|Springsteen and Clemons|
|Born to Run remained relentlessly optimistic in contrast to Springsteen's following album Darkness on the Edge of Town. Born in the USA took it one step further with it's portrait of an America in decay.|
Not only are the stories uplifting, but listen to the music. It's big, it's bold and bombastic. It announces, it broadcasts the bright future with uptempo tunes featuring Springsteens big vocals, Clemons' wailing sax, Roy Bittan's buoyant keyboards on She's the One, or Born to Run. Together with the lyrics, this music is hopeful, it is optimistic, it's fun. It's what rock and roll should always be about.

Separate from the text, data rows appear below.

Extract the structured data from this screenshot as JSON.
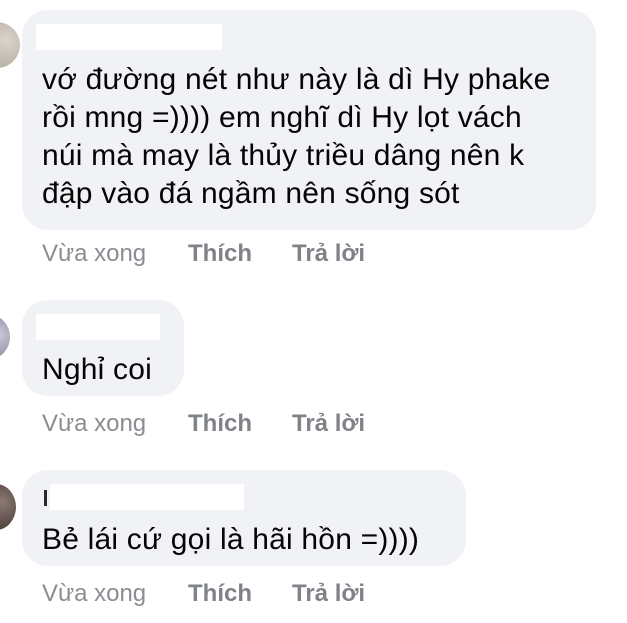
{
  "colors": {
    "bubble": "#f0f2f5",
    "text": "#050505",
    "meta": "#8a8d91"
  },
  "comments": [
    {
      "avatar_icon": "user-avatar-icon",
      "text_lines": [
        "vớ đường nét như này là dì Hy phake",
        "rồi mng =)))) em nghĩ dì Hy lọt vách",
        "núi mà may là thủy triều dâng nên k",
        "đập vào đá ngầm nên sống sót"
      ],
      "time": "Vừa xong",
      "like_label": "Thích",
      "reply_label": "Trả lời"
    },
    {
      "avatar_icon": "user-avatar-icon",
      "text_lines": [
        "Nghỉ coi"
      ],
      "time": "Vừa xong",
      "like_label": "Thích",
      "reply_label": "Trả lời"
    },
    {
      "avatar_icon": "user-avatar-icon",
      "text_lines": [
        "Bẻ lái cứ gọi là hãi hồn =))))"
      ],
      "time": "Vừa xong",
      "like_label": "Thích",
      "reply_label": "Trả lời"
    }
  ]
}
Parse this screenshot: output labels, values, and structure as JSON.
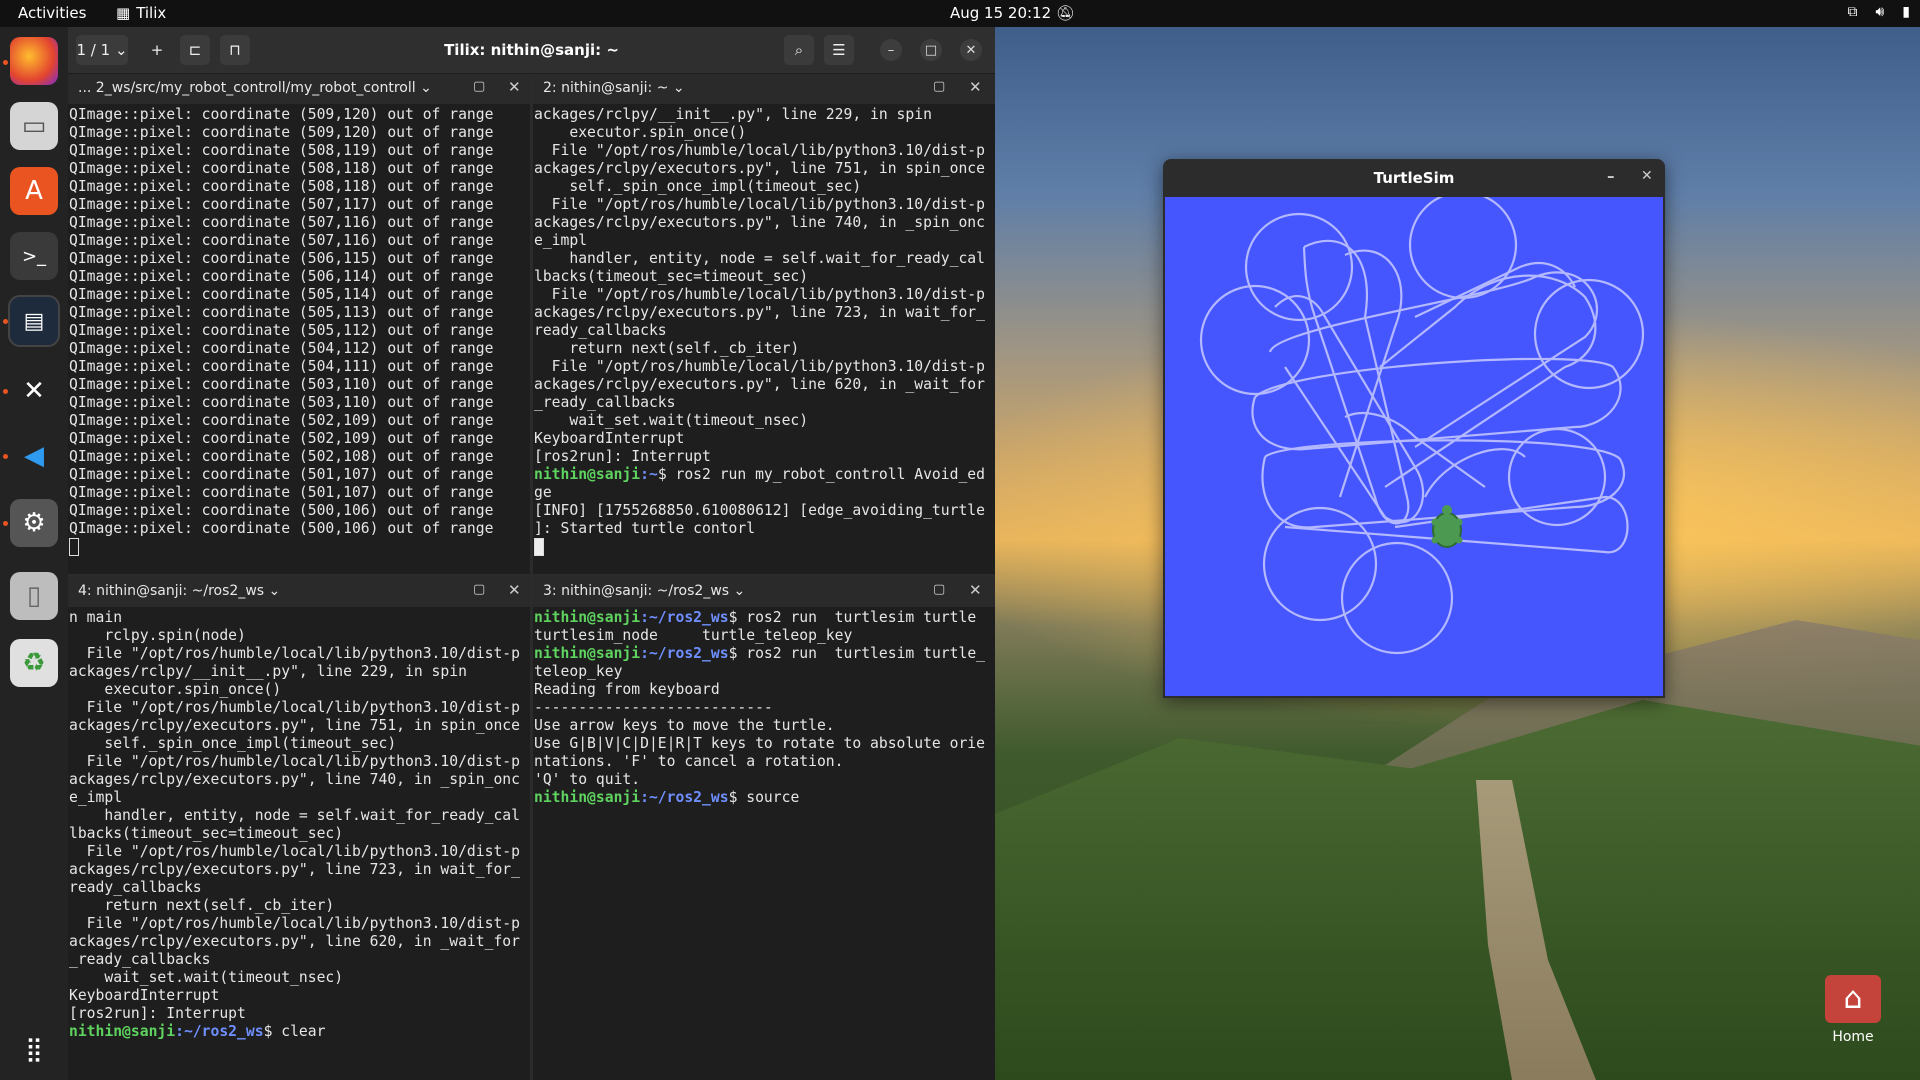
{
  "topbar": {
    "activities": "Activities",
    "app_name": "Tilix",
    "datetime": "Aug 15  20:12",
    "tray_icons": [
      "network-icon",
      "volume-icon",
      "battery-icon"
    ]
  },
  "dock": {
    "items": [
      "firefox",
      "files",
      "app-center",
      "terminal",
      "tilix",
      "tools",
      "vscode",
      "settings",
      "removable-drive",
      "trash"
    ]
  },
  "tilix": {
    "session_label": "1 / 1",
    "title": "Tilix: nithin@sanji: ~",
    "panes": {
      "p1": {
        "title": "... 2_ws/src/my_robot_controll/my_robot_controll",
        "lines": [
          "QImage::pixel: coordinate (509,120) out of range",
          "QImage::pixel: coordinate (509,120) out of range",
          "QImage::pixel: coordinate (508,119) out of range",
          "QImage::pixel: coordinate (508,118) out of range",
          "QImage::pixel: coordinate (508,118) out of range",
          "QImage::pixel: coordinate (507,117) out of range",
          "QImage::pixel: coordinate (507,116) out of range",
          "QImage::pixel: coordinate (507,116) out of range",
          "QImage::pixel: coordinate (506,115) out of range",
          "QImage::pixel: coordinate (506,114) out of range",
          "QImage::pixel: coordinate (505,114) out of range",
          "QImage::pixel: coordinate (505,113) out of range",
          "QImage::pixel: coordinate (505,112) out of range",
          "QImage::pixel: coordinate (504,112) out of range",
          "QImage::pixel: coordinate (504,111) out of range",
          "QImage::pixel: coordinate (503,110) out of range",
          "QImage::pixel: coordinate (503,110) out of range",
          "QImage::pixel: coordinate (502,109) out of range",
          "QImage::pixel: coordinate (502,109) out of range",
          "QImage::pixel: coordinate (502,108) out of range",
          "QImage::pixel: coordinate (501,107) out of range",
          "QImage::pixel: coordinate (501,107) out of range",
          "QImage::pixel: coordinate (500,106) out of range",
          "QImage::pixel: coordinate (500,106) out of range"
        ]
      },
      "p2": {
        "title": "2: nithin@sanji: ~",
        "lines": [
          "ackages/rclpy/__init__.py\", line 229, in spin",
          "    executor.spin_once()",
          "  File \"/opt/ros/humble/local/lib/python3.10/dist-p",
          "ackages/rclpy/executors.py\", line 751, in spin_once",
          "    self._spin_once_impl(timeout_sec)",
          "  File \"/opt/ros/humble/local/lib/python3.10/dist-p",
          "ackages/rclpy/executors.py\", line 740, in _spin_onc",
          "e_impl",
          "    handler, entity, node = self.wait_for_ready_cal",
          "lbacks(timeout_sec=timeout_sec)",
          "  File \"/opt/ros/humble/local/lib/python3.10/dist-p",
          "ackages/rclpy/executors.py\", line 723, in wait_for_",
          "ready_callbacks",
          "    return next(self._cb_iter)",
          "  File \"/opt/ros/humble/local/lib/python3.10/dist-p",
          "ackages/rclpy/executors.py\", line 620, in _wait_for",
          "_ready_callbacks",
          "    wait_set.wait(timeout_nsec)",
          "KeyboardInterrupt",
          "[ros2run]: Interrupt"
        ],
        "prompt_user": "nithin@sanji",
        "prompt_path": ":~",
        "prompt_cmd": "$ ros2 run my_robot_controll Avoid_ed",
        "after_lines": [
          "ge",
          "[INFO] [1755268850.610080612] [edge_avoiding_turtle",
          "]: Started turtle contorl"
        ]
      },
      "p4": {
        "title": "4: nithin@sanji: ~/ros2_ws",
        "lines": [
          "n main",
          "    rclpy.spin(node)",
          "  File \"/opt/ros/humble/local/lib/python3.10/dist-p",
          "ackages/rclpy/__init__.py\", line 229, in spin",
          "    executor.spin_once()",
          "  File \"/opt/ros/humble/local/lib/python3.10/dist-p",
          "ackages/rclpy/executors.py\", line 751, in spin_once",
          "    self._spin_once_impl(timeout_sec)",
          "  File \"/opt/ros/humble/local/lib/python3.10/dist-p",
          "ackages/rclpy/executors.py\", line 740, in _spin_onc",
          "e_impl",
          "    handler, entity, node = self.wait_for_ready_cal",
          "lbacks(timeout_sec=timeout_sec)",
          "  File \"/opt/ros/humble/local/lib/python3.10/dist-p",
          "ackages/rclpy/executors.py\", line 723, in wait_for_",
          "ready_callbacks",
          "    return next(self._cb_iter)",
          "  File \"/opt/ros/humble/local/lib/python3.10/dist-p",
          "ackages/rclpy/executors.py\", line 620, in _wait_for",
          "_ready_callbacks",
          "    wait_set.wait(timeout_nsec)",
          "KeyboardInterrupt",
          "[ros2run]: Interrupt"
        ],
        "prompt_user": "nithin@sanji",
        "prompt_path": ":~/ros2_ws",
        "prompt_cmd": "$ clear"
      },
      "p3": {
        "title": "3: nithin@sanji: ~/ros2_ws",
        "prompt_user": "nithin@sanji",
        "prompt_path": ":~/ros2_ws",
        "cmd1": "$ ros2 run  turtlesim turtle",
        "cmd1_out": "turtlesim_node     turtle_teleop_key",
        "cmd2": "$ ros2 run  turtlesim turtle_",
        "cmd2_lines": [
          "teleop_key",
          "Reading from keyboard",
          "---------------------------",
          "Use arrow keys to move the turtle.",
          "Use G|B|V|C|D|E|R|T keys to rotate to absolute orie",
          "ntations. 'F' to cancel a rotation.",
          "'Q' to quit."
        ],
        "cmd3": "$ source "
      }
    }
  },
  "turtlesim": {
    "title": "TurtleSim",
    "background_color": "#4556ff",
    "pen_color": "#b3b8ff"
  },
  "desktop": {
    "home_label": "Home"
  }
}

Set Born to Run into its historical context and compare it to Led Zepplin's 1975 release, Physical Graffiti. Great album, but would you rather listen to Jungleland and Meeting Across the River, or Kashmir and In My Time of Dying with your buddies? What about disco? Would you rather listen to Thunder Road or Van McCoy's The Hustle, or KC and the Sunshine Band's Get Down Tonight, both big 1975 hits? Give me Springsteen's streetsmart yarns, with his relentlessly positive view of a better life. Born to Run remains my favorite American album of all time, a statement I don't take lightly or without careful consideration.